How do you think journalism will change in the next 10 years?
There will definitely be more interaction with the public – we’re only beginning. Journalists have to learn how to interact with the public, not only to get more information but also to improve journalistic quality. They could, for example, ask the public to help investigate. This is already done in England where Paul Bradshaw launched the project “Help Me Investigate.” The key point here is that journalists are still in control of what content they want published. Furthermore, journalists should learn how to use social media like Facebook and Twitter for journalistic processes.
Before your career as a consultant, you were working as a managing editor for the Danish media house Nordjyske Medier, which was one of the first media houses in Europe to introduce convergence in their newsroom.
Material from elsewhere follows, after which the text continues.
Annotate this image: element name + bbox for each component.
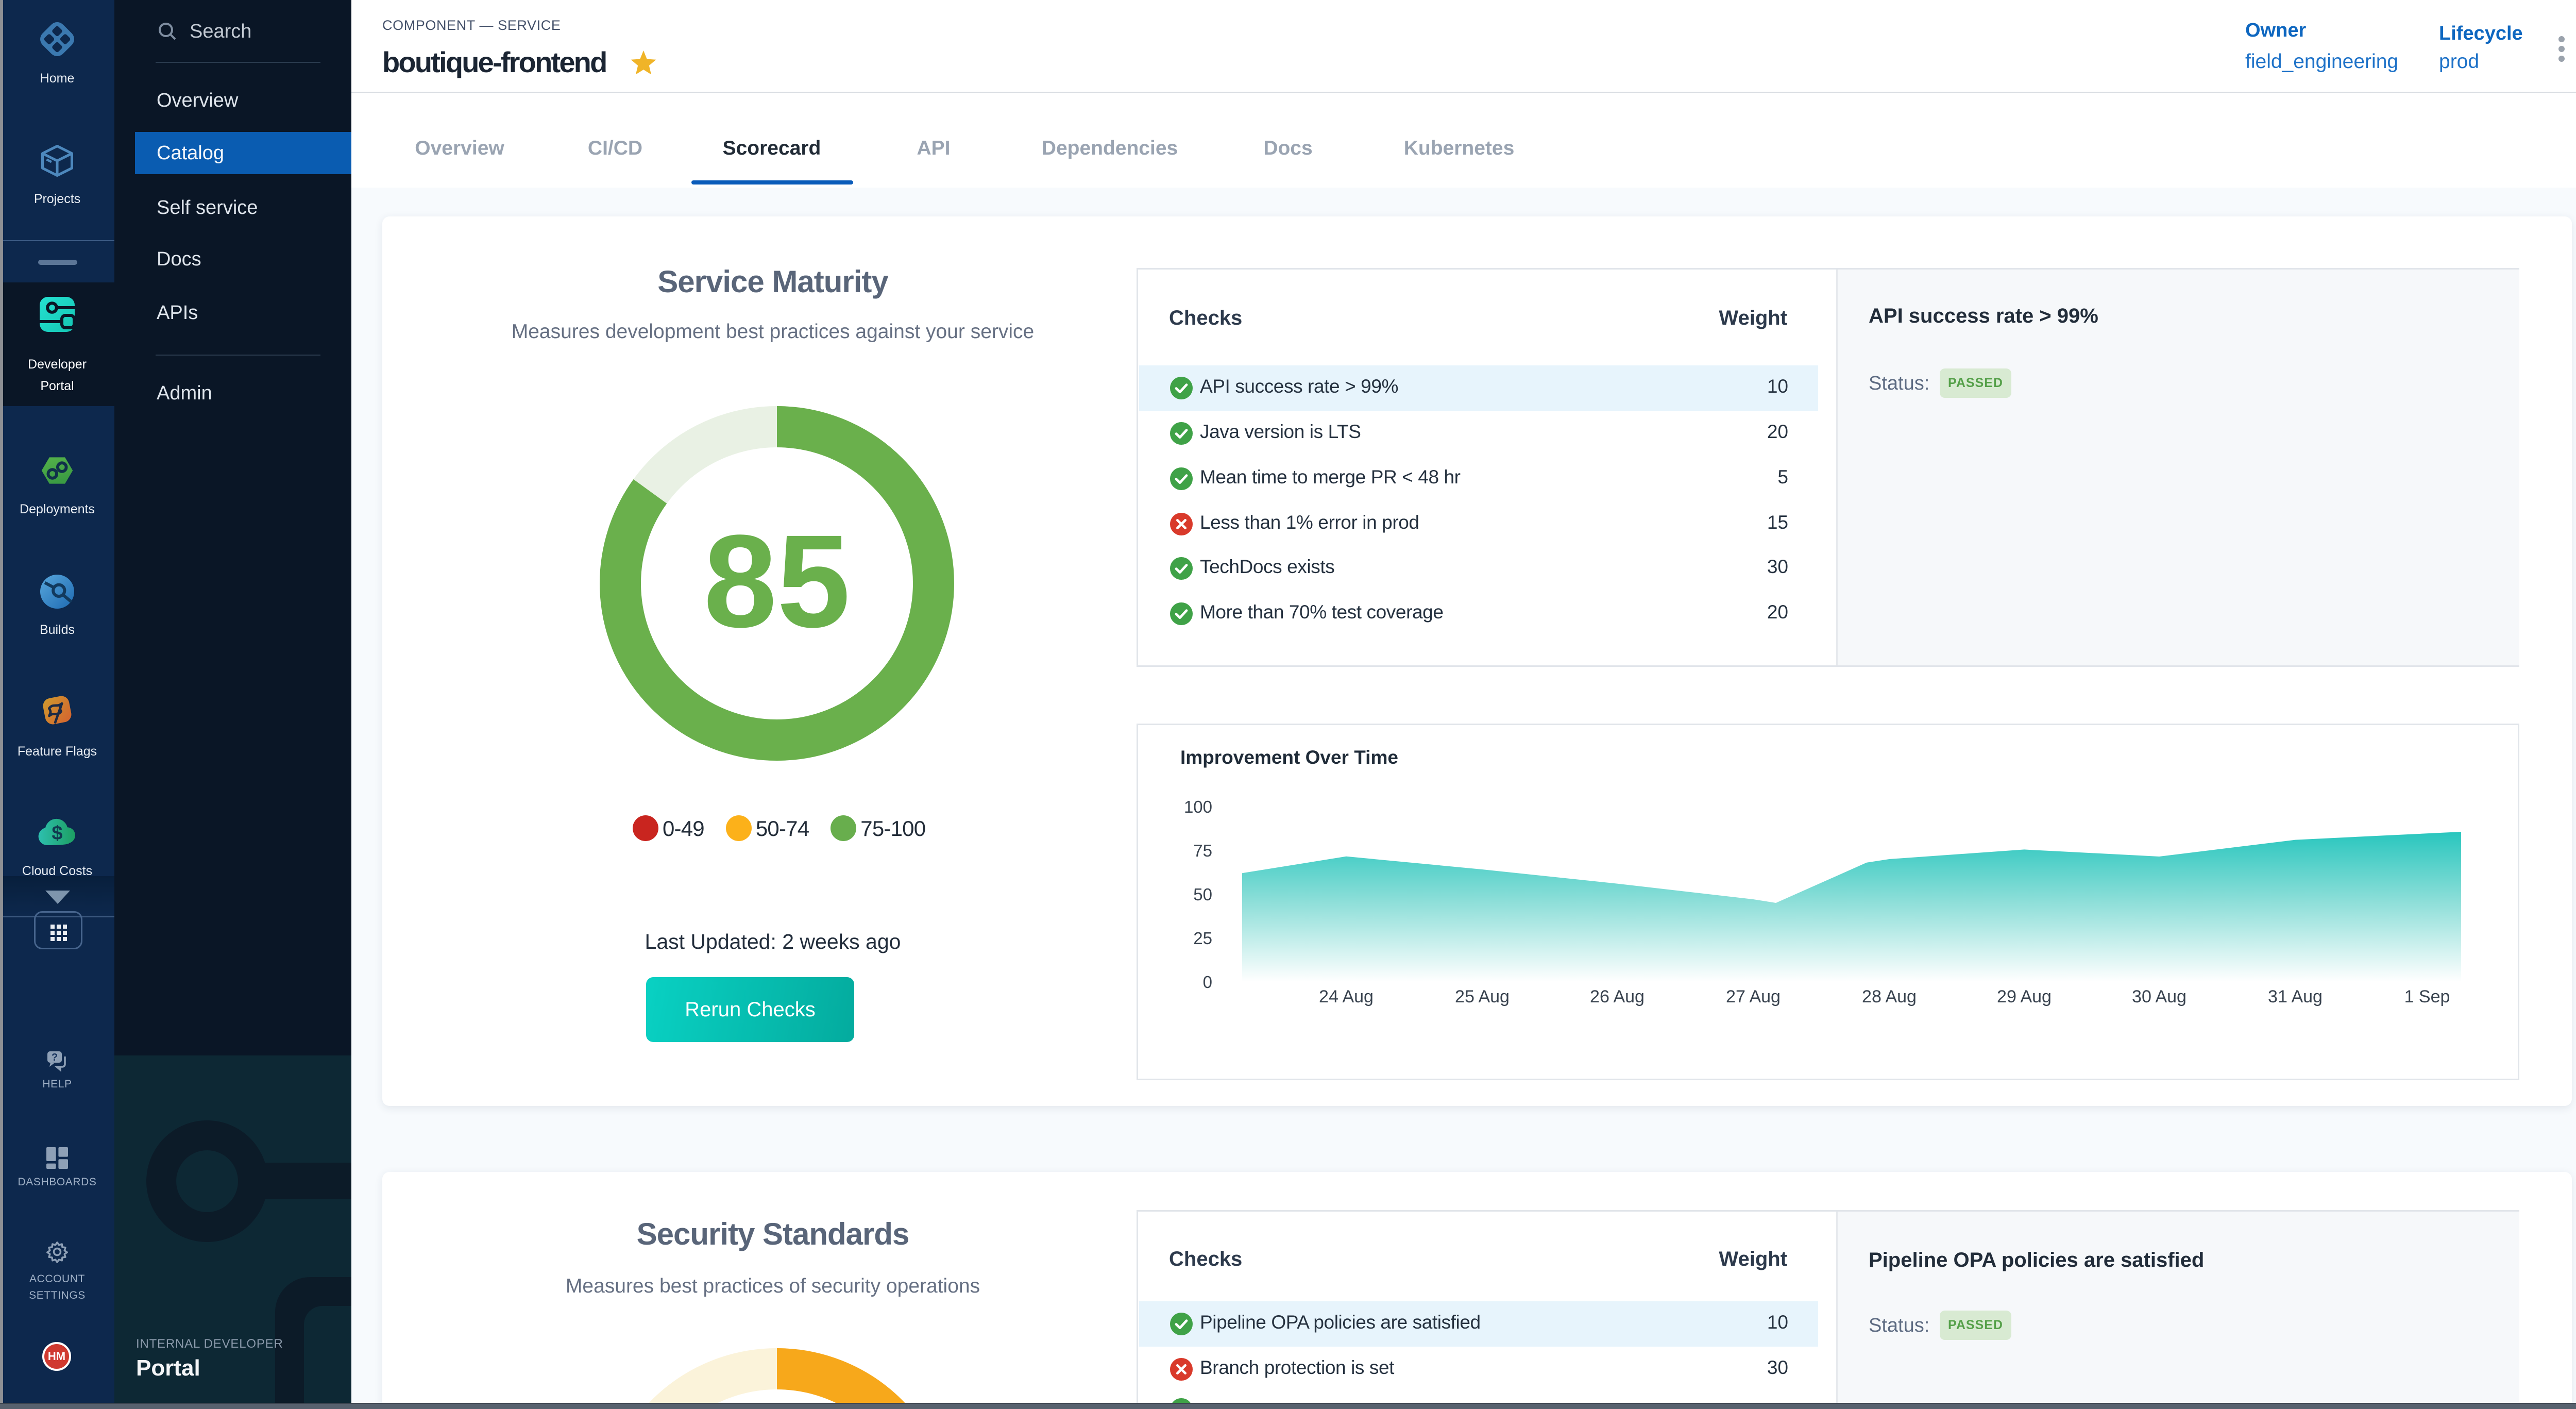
svg-text:?: ? bbox=[52, 1052, 58, 1063]
svg-text:$: $ bbox=[52, 823, 62, 844]
svg-text:85: 85 bbox=[704, 508, 851, 655]
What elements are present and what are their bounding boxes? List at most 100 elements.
Does it still serve as a role model for other media houses?
Nordjyske Medier indeed created a very successful business model. However, now they must develop it further. They can’t rely solely on the media convergence which was, of course, a unique strategy a few years ago. Media houses must constantly reinvent their strategies. While they are applying one strategy, they should be developing the next one. Berlingske Tidende, the oldest newspaper in Denmark, for example, developed tremendously from a newspaper to a crossmedia publishing house, and is now developing its Internet activities even further, using crowd-sourcing, offering paid content online, and constantly looking for ways to add value to its online journalism. I believe Berlingske Tidende could become a new role model in the media landscape.